Displaying Bonsai

The art of Bonsai is like the art of Japanese flower arranging. Bonsai look best if shown off on their own and very simply displayed in containers that blend with the colour and echo the shape of the tree. The only accessories they require are perhaps a few pebbles, rocks or cones to emphasize the natural surroundings of the tree that has been copied.

Bonsai are copies in miniature of trees that grow in the wild, usually in adverse conditions, so that they are shaped by weather, by altitude and by soil. Signs of aging are also copied to produce trees of great character that can only be seen clearly if they are shown off independently of any paraphernalia. Bonsai are often grown and shaped to follow a specific traditional style.

Displaying Bonsai

Bonsai styles

Formal upright: This style is based on the shape of giant upright trees growing in the wild in isolation and with outward signs of adverse weather conditions.

The aim is to end up with a tree that has a vertical trunk, tapering at the top, and branches that radiate from this in an upwards spiral. In this style, both the branches and the gaps between them should diminish in size towards the apex. The effect from the front is of a. triangle with a flat side towards you, the point giving depth at the back. Alternatively, the shape can be an oval. The points at which branches meet the trunk are kept free of foliage to display the line of the trunk and branches and to suggest age.

Informal upright: This style copies trees in the wild that have been influenced by conditions that force some gentle realignment for survival — mainly in the trunk, which may have several curves in it.
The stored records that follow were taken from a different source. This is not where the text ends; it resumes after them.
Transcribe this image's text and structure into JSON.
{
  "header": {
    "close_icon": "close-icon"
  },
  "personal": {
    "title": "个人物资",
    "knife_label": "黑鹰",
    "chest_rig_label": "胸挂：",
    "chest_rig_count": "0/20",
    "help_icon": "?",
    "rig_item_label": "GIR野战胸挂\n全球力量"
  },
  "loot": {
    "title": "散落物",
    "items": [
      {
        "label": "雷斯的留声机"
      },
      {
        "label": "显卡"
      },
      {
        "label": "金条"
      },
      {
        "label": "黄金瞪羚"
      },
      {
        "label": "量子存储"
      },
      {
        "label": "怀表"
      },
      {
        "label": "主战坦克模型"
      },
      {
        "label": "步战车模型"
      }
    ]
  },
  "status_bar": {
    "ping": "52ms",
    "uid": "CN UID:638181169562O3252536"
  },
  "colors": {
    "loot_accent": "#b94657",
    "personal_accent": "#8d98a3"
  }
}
The tree should still end up with a centre of gravity that runs through the trunk even if the base of the trunk is to one side of this. A horizontal branch emerges at the outside point of each curve and the complete tree forms a roughly triangular shape, which can often give a pleasantly asymmetrical effect.
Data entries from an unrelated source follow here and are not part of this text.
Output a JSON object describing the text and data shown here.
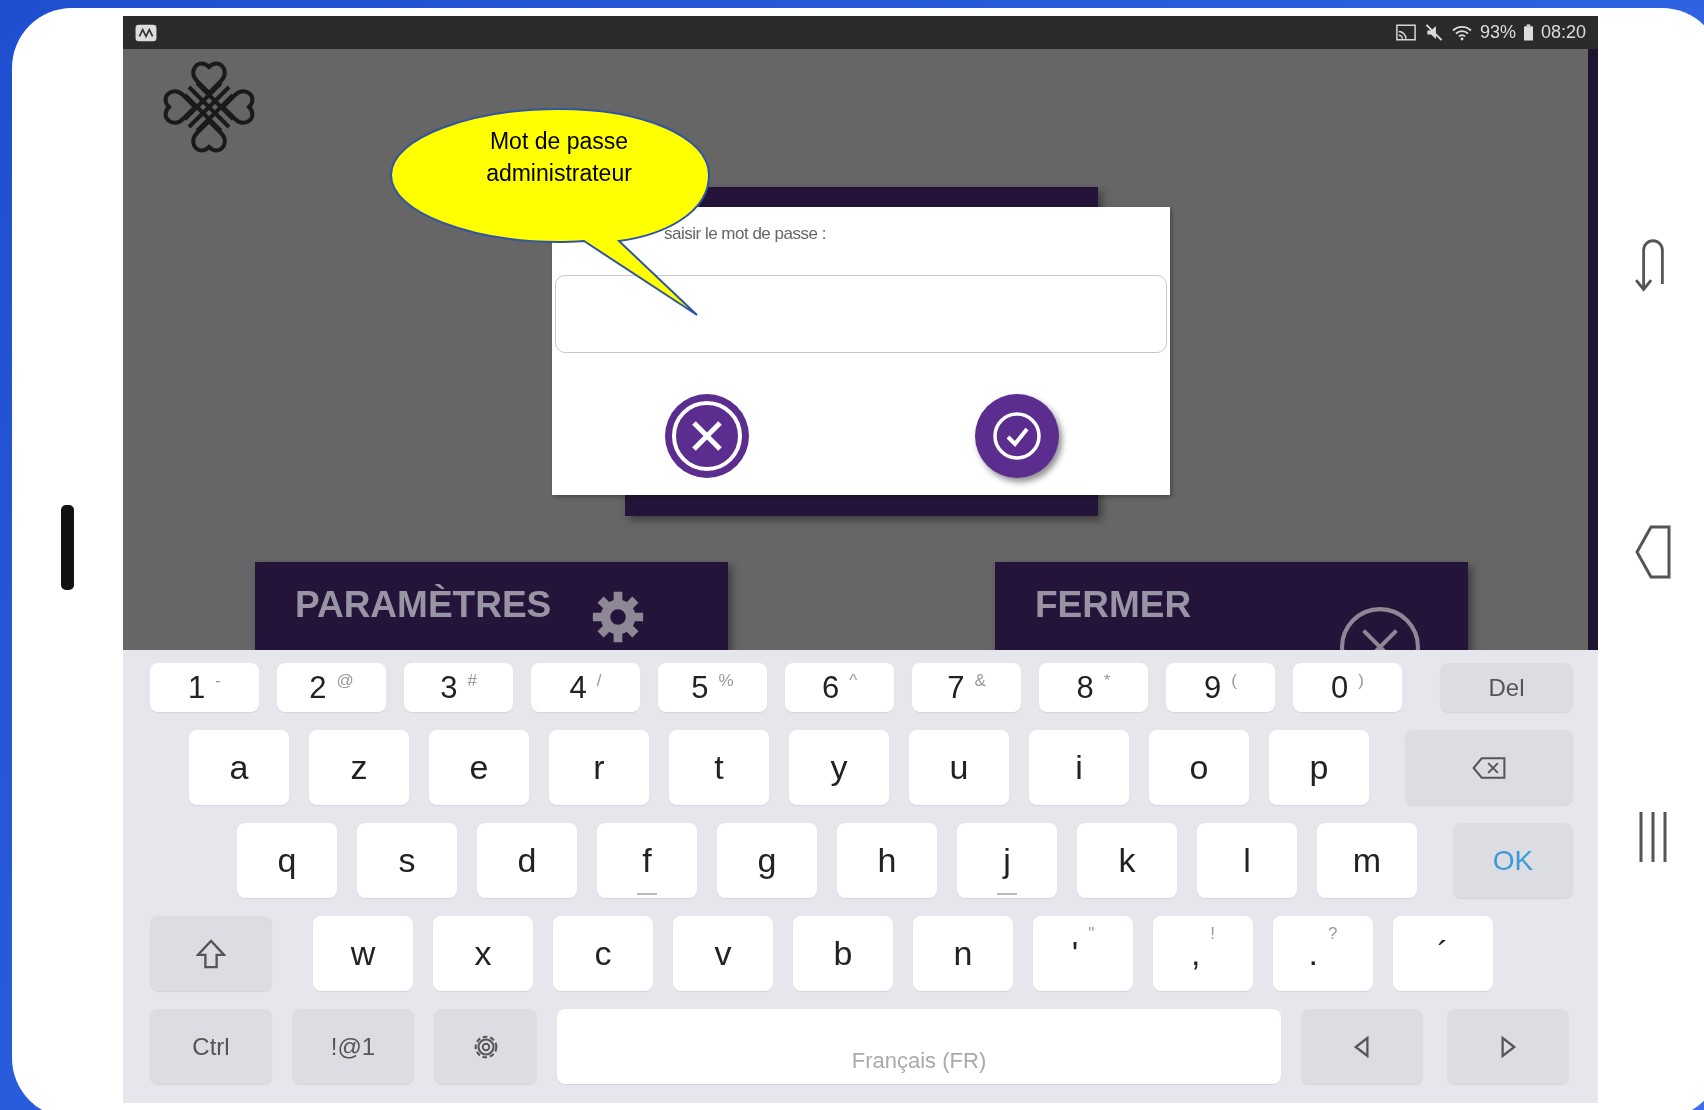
{
  "status_bar": {
    "battery": "93%",
    "time": "08:20"
  },
  "callout": {
    "text": "Mot de passe administrateur"
  },
  "dialog": {
    "label": "saisir le mot de passe :",
    "buttons": [
      {
        "kind": "cancel"
      },
      {
        "kind": "confirm"
      }
    ]
  },
  "menu_tiles": [
    {
      "label": "PARAMÈTRES",
      "kind": "settings"
    },
    {
      "label": "FERMER",
      "kind": "close"
    }
  ],
  "keyboard": {
    "rows": [
      {
        "keys": [
          {
            "kind": "char",
            "label": "1",
            "alt": "-"
          },
          {
            "kind": "char",
            "label": "2",
            "alt": "@"
          },
          {
            "kind": "char",
            "label": "3",
            "alt": "#"
          },
          {
            "kind": "char",
            "label": "4",
            "alt": "/"
          },
          {
            "kind": "char",
            "label": "5",
            "alt": "%"
          },
          {
            "kind": "char",
            "label": "6",
            "alt": "^"
          },
          {
            "kind": "char",
            "label": "7",
            "alt": "&"
          },
          {
            "kind": "char",
            "label": "8",
            "alt": "*"
          },
          {
            "kind": "char",
            "label": "9",
            "alt": "("
          },
          {
            "kind": "char",
            "label": "0",
            "alt": ")"
          },
          {
            "kind": "text",
            "label": "Del"
          }
        ]
      },
      {
        "keys": [
          {
            "kind": "char",
            "label": "a"
          },
          {
            "kind": "char",
            "label": "z"
          },
          {
            "kind": "char",
            "label": "e"
          },
          {
            "kind": "char",
            "label": "r"
          },
          {
            "kind": "char",
            "label": "t"
          },
          {
            "kind": "char",
            "label": "y"
          },
          {
            "kind": "char",
            "label": "u"
          },
          {
            "kind": "char",
            "label": "i"
          },
          {
            "kind": "char",
            "label": "o"
          },
          {
            "kind": "char",
            "label": "p"
          },
          {
            "kind": "backspace"
          }
        ]
      },
      {
        "keys": [
          {
            "kind": "char",
            "label": "q"
          },
          {
            "kind": "char",
            "label": "s"
          },
          {
            "kind": "char",
            "label": "d"
          },
          {
            "kind": "char",
            "label": "f",
            "bump": true
          },
          {
            "kind": "char",
            "label": "g"
          },
          {
            "kind": "char",
            "label": "h"
          },
          {
            "kind": "char",
            "label": "j",
            "bump": true
          },
          {
            "kind": "char",
            "label": "k"
          },
          {
            "kind": "char",
            "label": "l"
          },
          {
            "kind": "char",
            "label": "m"
          },
          {
            "kind": "action",
            "label": "OK"
          }
        ]
      },
      {
        "keys": [
          {
            "kind": "shift"
          },
          {
            "kind": "char",
            "label": "w"
          },
          {
            "kind": "char",
            "label": "x"
          },
          {
            "kind": "char",
            "label": "c"
          },
          {
            "kind": "char",
            "label": "v"
          },
          {
            "kind": "char",
            "label": "b"
          },
          {
            "kind": "char",
            "label": "n"
          },
          {
            "kind": "char",
            "label": "'",
            "alt": "\""
          },
          {
            "kind": "char",
            "label": ",",
            "alt": "!"
          },
          {
            "kind": "char",
            "label": ".",
            "alt": "?"
          },
          {
            "kind": "char",
            "label": "´"
          }
        ]
      },
      {
        "keys": [
          {
            "kind": "text",
            "label": "Ctrl"
          },
          {
            "kind": "text",
            "label": "!@1"
          },
          {
            "kind": "settings"
          },
          {
            "kind": "space",
            "label": "Français (FR)"
          },
          {
            "kind": "arrow_left"
          },
          {
            "kind": "arrow_right"
          }
        ]
      }
    ]
  }
}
Windswept: This is based on trees growing in difficult, windy conditions on a mountainside or by the sea, and features a trunk inclining strongly to one side. Slanting style is a more gentle example of windswept, but the trunk is still likely to incline by about 30 degrees. The lowest branch is long, following the line of the trunk, and the ‘windward’ side is bare of branches with the branches forming a rough triangle to one side of the trunk. Cascade: This is an extension of the windswept style where the tree curves down to one side, often with the apex below container base level. The trunk curves upwards and outwards, then down, and branches highlight the shape. Twin trunk: In this case the trunk is divided into two close to the base, with branches from the slimmer trunk pruned so that they do not conflict with those of the main trunk. The trunk can be further divided to give what is known as triple, five or seven trunk styles.

Showing off Bonsai

Hardy Bonsai should be grown outdoors and only brought in for display for short periods of time. All Bonsai are best positioned at eye level against a plain background where the shape and texture can be clearly seen. A second subsidiary Bonsai could be positioned to side and back to form a group effect.

Shaping Bonsai

All these shapes are formed by pruning, by holding branches or trunk in position with wire and by trimming the roots. In wiring, one end of the wire is held in place below the roots for trunk shaping, around the trunk or another branch for branch shaping, and then coiled loosely around trunk or branch and guyed down to the trunk or a wire looped around the container. Trunk or branch should take on the enforced position in a couple of months when wires should be removed.


The container is a very important part of the overall visual effect of a Bonsai and looks best when it reinforces rather than dominates the tree. Usually for a balanced effect the container depth when used with a slender tree can be 20-80 per cent tree. When used with a heavier tree it will need to be deeper — 40-60 per cent tree. The container needs good drainage holes or the constant watering required could result in rot.


Rectangular or oval-shaped ceramic containers are most often used. Round, saucer-like pots can look effective with slender trunk trees; a heavy trunk requires a squat and heavy looking pot to counterbalance it.


Unglazed containers in earthy tones and with a matt finish that echoes bark and foliage texture and colour, often look most effective with evergreens. With deciduous or flowering trees a glazed pot in a soft colour that echoes the colours of leaves or flowers can act to highlight the trees.